Dieser Internet-Auftritt kann nach dem Tod des Webmasters, Peter Strutynski, bis auf Weiteres nicht aktualisiert werden. Er steht jedoch weiterhin als Archiv mit Beiträgen aus den Jahren 1996 – 2015 zur Verfügung.

Serbien entschuldigt sich für Srebrenica

Parlamentsresolution vermeidet den Begriff "Völkermord" / Opferangehörige äußern sich beleidigt

Das Parlament der Republik Serbien entschuldigte sich in der Nacht zum Mittwoch (31. März) in einer Resolution für die von Serben im Juli 1995 begangenen Verbrechen an bosnischen Muslimen aus Srebrenica. Die Bezeichnung »Völkermord« wurde in dem Dokument vermieden. Angehörige von Opfern nannten die Entschuldigung daher »bedeutungslos«.

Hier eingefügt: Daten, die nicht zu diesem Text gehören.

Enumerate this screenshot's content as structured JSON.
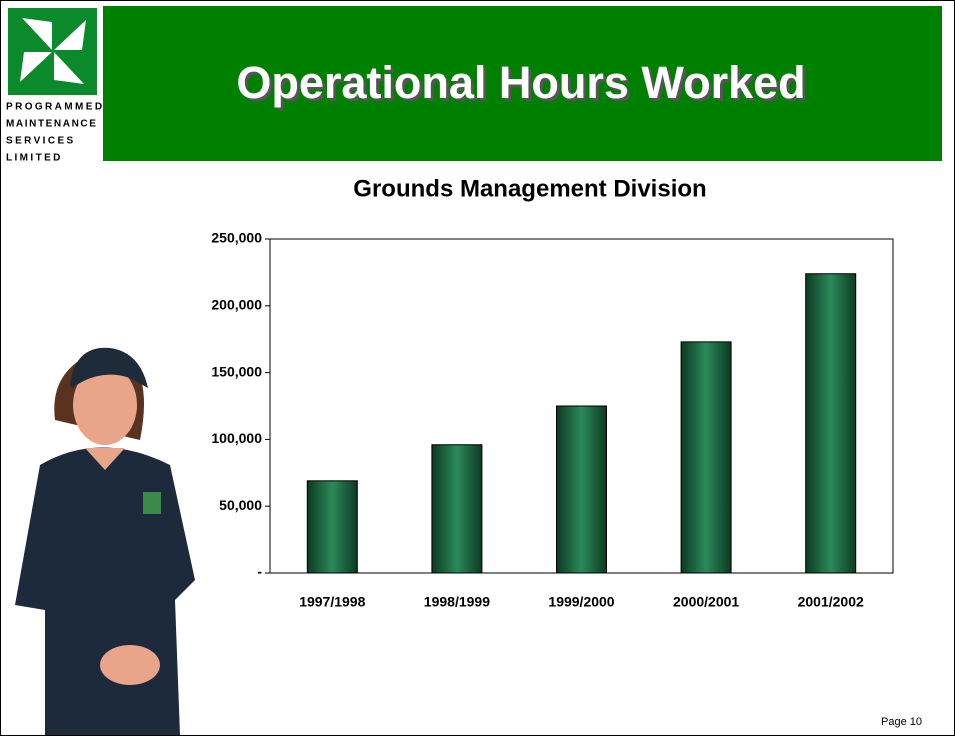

Nach 13-stündiger Debatte stimmten 127 von 173 anwesenden Abgeordneten – insgesamt hat Serbiens Parlament 250 Sitze – für eine Resolution, in der die Gräueltat während des Bürgerkriegs in Bosnien (1992-95) »auf das Schärfste« verurteilt wird. Das Parlament drückte den Familien der Opfer sein Mitgefühl aus und entschuldigte sich dafür, dass Belgrad seinerzeit nicht genug unternommen habe, um das Verbrechen zu verhindern.

Truppen der bosnisch-serbischen Armee und Paramilitärs waren im Juli 1995 in die unter dem Schutz niederländischer UN-Blauhelme stehende muslimische Enklave Srebrenica einmarschiert und hatten mehr als 7000 Männer und Jungen verschleppt. Die meisten wurden in den folgenden Tagen an verschiedenen Orten Bosniens getötet. Der mutmaßliche Hauptverantwortliche, der frühere bosnisch-serbische Armeechef Ratko Mladic, ist bis heute flüchtig.

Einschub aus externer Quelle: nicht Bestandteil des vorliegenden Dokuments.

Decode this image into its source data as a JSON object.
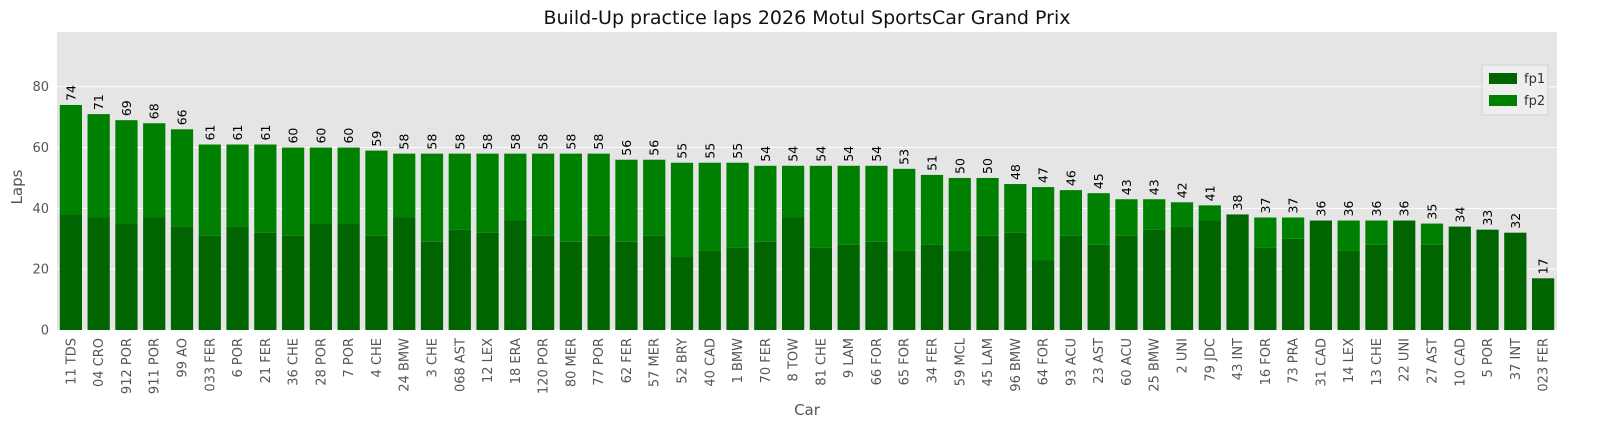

Das Internationale Jugoslawientribunal (ICTY) und der Internationale Gerichtshof (IGH) in Den Haag hatten das »Massaker von Srebrenica« als einzigen Fall von Völkermord während des Bosnienkrieges bewertet. Der IGH urteilte 2007 zugleich, dass Serbien keine direkte Verantwortung für die Verbrechen trage, die in diesem Krieg begangen wurden. Es müsse sich jedoch eine indirekte Mitverantwortung für die Geschehnisse zurechnen lassen, weil es nicht alle seine Möglichkeiten genutzt habe, um Kriegsverbrechen und Völkermord zu unterbinden.

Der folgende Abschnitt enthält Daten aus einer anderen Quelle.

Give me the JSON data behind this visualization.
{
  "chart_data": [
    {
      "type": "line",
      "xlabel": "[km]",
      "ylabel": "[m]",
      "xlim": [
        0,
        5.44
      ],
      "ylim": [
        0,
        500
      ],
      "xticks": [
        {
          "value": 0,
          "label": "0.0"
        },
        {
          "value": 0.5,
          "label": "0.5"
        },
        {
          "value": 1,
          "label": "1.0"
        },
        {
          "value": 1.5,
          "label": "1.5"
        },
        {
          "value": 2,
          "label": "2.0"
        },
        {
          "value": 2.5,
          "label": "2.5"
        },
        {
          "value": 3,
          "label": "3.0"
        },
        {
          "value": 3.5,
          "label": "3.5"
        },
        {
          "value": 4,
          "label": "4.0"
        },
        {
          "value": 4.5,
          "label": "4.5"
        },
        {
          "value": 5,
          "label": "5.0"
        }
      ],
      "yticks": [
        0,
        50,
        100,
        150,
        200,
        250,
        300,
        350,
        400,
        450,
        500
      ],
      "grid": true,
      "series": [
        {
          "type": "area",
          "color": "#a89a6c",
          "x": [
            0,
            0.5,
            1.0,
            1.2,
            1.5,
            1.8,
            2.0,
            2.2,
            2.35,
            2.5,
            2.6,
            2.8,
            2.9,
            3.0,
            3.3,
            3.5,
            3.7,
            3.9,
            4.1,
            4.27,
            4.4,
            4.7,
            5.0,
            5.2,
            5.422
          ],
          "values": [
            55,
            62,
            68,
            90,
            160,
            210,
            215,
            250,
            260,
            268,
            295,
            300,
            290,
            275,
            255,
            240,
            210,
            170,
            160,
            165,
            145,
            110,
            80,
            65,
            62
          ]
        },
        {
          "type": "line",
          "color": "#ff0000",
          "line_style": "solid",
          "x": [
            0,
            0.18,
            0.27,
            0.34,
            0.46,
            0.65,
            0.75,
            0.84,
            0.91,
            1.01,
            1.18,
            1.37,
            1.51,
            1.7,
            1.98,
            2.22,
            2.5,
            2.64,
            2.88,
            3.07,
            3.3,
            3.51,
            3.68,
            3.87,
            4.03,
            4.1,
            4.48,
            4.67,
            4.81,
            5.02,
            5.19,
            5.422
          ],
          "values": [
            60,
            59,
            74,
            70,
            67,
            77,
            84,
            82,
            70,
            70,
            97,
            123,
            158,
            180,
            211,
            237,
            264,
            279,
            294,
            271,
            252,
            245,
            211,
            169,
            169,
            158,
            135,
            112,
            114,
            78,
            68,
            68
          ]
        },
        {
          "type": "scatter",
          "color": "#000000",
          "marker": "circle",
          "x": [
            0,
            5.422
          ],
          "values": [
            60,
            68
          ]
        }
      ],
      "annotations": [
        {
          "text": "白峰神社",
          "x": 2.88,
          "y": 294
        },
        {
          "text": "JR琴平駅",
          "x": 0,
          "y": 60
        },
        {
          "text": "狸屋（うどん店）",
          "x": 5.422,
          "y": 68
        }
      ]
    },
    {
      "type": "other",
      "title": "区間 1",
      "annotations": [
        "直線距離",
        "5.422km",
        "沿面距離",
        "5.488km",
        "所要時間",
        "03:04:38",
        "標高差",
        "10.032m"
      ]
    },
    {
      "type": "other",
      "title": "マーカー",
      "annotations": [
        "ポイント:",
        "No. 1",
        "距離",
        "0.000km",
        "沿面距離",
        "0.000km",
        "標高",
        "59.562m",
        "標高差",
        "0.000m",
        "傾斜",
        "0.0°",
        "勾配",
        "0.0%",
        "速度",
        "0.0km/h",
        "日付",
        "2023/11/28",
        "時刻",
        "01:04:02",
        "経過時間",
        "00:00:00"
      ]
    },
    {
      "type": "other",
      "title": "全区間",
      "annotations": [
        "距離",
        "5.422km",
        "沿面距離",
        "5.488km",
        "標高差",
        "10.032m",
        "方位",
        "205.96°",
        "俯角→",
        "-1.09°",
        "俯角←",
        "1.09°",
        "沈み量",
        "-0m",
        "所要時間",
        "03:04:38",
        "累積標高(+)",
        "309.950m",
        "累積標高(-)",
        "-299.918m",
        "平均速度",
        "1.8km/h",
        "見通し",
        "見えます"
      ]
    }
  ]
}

Die von der serbischen Regierung – einer Koalition von Demokratischer und Sozialistischer Partei – eingebrachte Resolution vermeidet das Wort »Völkermord«. Andernfalls wäre die Mehrheit für den Beschluss kaum zustande gekommen. Ohnedies kritisierte die Opposition, dass der Text der gesamten serbischen Bevölkerung die Schuld an den Morden gebe. Die Serben würden wieder als »ewig Schuldige« angeprangert, der »eigene Staat« werde in den Schmutz gezogen. Die Kritiker hatten verlangt, auch die serbischen Kriegsopfer zu erwähnen. Dies soll nach Berichten serbischer Medien nun in einer weiteren Resolution geschehen. Der sozialistische Innenminister Ivica Dacic kündigte an, diese zweite Resolution werde schnell vom Parlament verabschiedet werden, weil diesmal alle Parteien zustimmten.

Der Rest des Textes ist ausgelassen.